WoW Raiding Really Is Accessible
So Tesh says “only some can do it” in regards to raiding and Keen claims that World of Warcraft raids “are deceptively not accessible to the population since something like 5% ever even finish one”. Let’s look at some numbers here, shall we?
For the sake of focusing on one argument at the time I’ll accept it as a given that you need to be at the maximum level to raid in World of Warcraft. I’m not saying that that is a good thing, just something for another post. Now, wowprogress.com kindly provides us with percentages of kills for each raid boss in WoW. These percentages, as far as I understand it, are based on the number of active raiding guilds that have killed a certain boss.
74.21% of those guilds have killed the next-to-last boss in the current entry-level instance Blackwing Descent and 54.32% the final boss in The Bastion of Twilight. Going back to the previous expansion Wrath of the Lich King, which introduced the whole accessibility concept, 89.15% of listed guilds killed Anub’arak, the Final boss in the next-to-last raid of the expansion in 25 men mode and a whopping 96.28% in 10 men mode.

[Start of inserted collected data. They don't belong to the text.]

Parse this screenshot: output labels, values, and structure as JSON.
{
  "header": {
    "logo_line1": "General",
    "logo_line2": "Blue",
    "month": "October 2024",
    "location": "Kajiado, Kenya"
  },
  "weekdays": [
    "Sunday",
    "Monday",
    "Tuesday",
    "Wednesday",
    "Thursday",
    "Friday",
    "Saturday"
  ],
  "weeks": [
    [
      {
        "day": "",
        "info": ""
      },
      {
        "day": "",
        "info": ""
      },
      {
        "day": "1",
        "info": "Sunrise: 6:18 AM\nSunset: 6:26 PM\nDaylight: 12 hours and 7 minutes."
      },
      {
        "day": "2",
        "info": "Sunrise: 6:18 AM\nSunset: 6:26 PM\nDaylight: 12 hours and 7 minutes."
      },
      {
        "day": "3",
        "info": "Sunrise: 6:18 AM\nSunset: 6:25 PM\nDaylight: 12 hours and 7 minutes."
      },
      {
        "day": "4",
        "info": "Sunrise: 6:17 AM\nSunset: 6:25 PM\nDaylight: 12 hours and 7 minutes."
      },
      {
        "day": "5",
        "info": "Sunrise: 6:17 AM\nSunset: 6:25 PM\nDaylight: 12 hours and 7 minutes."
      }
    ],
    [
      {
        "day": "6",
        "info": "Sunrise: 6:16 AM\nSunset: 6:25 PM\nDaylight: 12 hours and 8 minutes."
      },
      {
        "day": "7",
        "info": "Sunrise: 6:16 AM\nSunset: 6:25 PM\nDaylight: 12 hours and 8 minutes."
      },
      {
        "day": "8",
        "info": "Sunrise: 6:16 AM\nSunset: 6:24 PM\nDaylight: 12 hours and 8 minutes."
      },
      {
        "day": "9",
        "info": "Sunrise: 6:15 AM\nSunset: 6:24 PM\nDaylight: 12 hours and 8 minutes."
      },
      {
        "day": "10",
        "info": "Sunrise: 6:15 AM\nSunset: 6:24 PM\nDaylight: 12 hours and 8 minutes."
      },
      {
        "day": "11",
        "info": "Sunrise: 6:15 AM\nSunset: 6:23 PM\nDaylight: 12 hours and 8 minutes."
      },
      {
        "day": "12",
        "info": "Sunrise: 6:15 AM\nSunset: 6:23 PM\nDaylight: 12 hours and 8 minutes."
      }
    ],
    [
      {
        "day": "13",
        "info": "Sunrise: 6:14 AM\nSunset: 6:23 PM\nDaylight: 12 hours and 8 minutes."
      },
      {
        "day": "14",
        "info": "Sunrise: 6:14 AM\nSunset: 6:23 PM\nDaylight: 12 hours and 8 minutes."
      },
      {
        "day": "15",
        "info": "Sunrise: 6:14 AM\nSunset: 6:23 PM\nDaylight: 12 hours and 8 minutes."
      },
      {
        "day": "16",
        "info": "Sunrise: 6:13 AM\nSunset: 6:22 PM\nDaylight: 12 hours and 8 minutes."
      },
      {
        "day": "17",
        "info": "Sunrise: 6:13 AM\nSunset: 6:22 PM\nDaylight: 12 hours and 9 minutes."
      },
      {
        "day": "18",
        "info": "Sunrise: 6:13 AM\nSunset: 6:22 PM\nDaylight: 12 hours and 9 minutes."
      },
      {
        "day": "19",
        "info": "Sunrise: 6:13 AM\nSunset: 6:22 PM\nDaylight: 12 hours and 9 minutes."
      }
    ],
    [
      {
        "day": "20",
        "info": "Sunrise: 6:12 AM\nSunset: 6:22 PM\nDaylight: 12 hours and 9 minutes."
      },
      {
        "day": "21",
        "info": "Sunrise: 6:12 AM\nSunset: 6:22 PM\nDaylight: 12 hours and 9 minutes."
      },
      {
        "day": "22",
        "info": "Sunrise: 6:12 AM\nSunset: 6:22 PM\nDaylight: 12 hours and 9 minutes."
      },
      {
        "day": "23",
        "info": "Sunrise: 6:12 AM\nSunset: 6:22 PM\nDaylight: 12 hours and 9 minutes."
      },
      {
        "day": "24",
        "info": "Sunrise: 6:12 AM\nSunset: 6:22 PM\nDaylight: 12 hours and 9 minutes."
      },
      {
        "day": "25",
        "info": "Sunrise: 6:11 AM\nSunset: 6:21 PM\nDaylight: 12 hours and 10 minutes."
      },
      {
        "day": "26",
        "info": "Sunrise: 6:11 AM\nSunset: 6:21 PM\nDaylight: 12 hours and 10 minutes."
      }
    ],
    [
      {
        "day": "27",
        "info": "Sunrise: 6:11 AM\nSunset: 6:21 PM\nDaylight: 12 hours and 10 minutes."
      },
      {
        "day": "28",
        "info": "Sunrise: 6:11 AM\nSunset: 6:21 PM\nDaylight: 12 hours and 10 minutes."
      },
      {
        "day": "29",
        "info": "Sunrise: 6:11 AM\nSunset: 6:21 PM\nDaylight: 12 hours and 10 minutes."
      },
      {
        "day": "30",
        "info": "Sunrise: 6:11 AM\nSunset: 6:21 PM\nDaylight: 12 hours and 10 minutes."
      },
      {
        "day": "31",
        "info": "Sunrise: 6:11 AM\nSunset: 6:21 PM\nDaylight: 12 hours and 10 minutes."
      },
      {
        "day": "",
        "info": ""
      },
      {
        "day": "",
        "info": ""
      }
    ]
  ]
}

A respectable 57.49% of active guilds even killed the Lich King, the final boss of the whole expansion in 10 men mode. What these numbers tell us is that raiding is very much accessible if you are in any kind of raiding guild, period. If you don’t manage to raid in WoW, you clearly aren’t in any form of raiding guild.
So how can raiding still be called inaccessible? I can’t imagine that people find it hard to get into a raiding guild. Sure, the top guilds on a server usually have strict barriers to entry, but you don’t need to be in those guilds to raid, not even to beat all the (normal mode) content available. Pretty much any guild will do and there are plenty of guilds around that have next to no barriers to entry.
Looking at my own WoW server, the top 42 guilds have killed all normal mode Cataclysm bosses, and you have to go down all the way to the 121st spot in the Wrath of The Lich King ratings to find a guild that hasn’t killed the Lich King at least in 10 men mode. Spot 186 is where you find the first guild that did not manage to kill Anub’arak in 10 men mode.
So where does this idea of inaccessibility come from? Sure, raiding takes a certain amount of time and if you don’t have that time then you can’t raid, but surely that isn’t accessibility? Learning Spanish is not inaccessible at all; I simply don’t have the time / don’t care enough about it to invest the time to learn it. Seeing the end of Dragon Age: Origins takes about forty hours, what if I simply didn’t have that time to spare between kids, sports, and other games? Does that make the game inaccessible? Should I call for a nerf and a speed button that removes all fights so I can just see the content?
I can absolutely see the problems of players with commitments to actual go out and raid. If you have a small child you can’t just commit to two or three hours of game play without possible interruptions. Sure, that sucks – but neither can you go to the movies during the same time. Are movies too inaccessible and need to be nerfed?
Two friends I regularly play Rift with have a little child and all sorts of other obligations. We still manage to do dungeon runs in fixed groups, often a couple of times a week. Now, these are five men dungeons, but with a casual attitude (and a larger circle of friends) it would be no issue at all to do small raids either. You just have to play with a group of people that are willing to accept your limitations (and are willing to wipe if the child needs attention.)
Attentive readers may note that I am not at all happy with the accessibility approach taken in modern World of Warcraft, but that is not because it fails to make content accessible. I don’t like it, but Blizzard did a very good job achieving accessibility in my eyes.
Maybe someone can enlighten me what exactly makes World of Warcraft raids inaccessible. I don’t see it at all.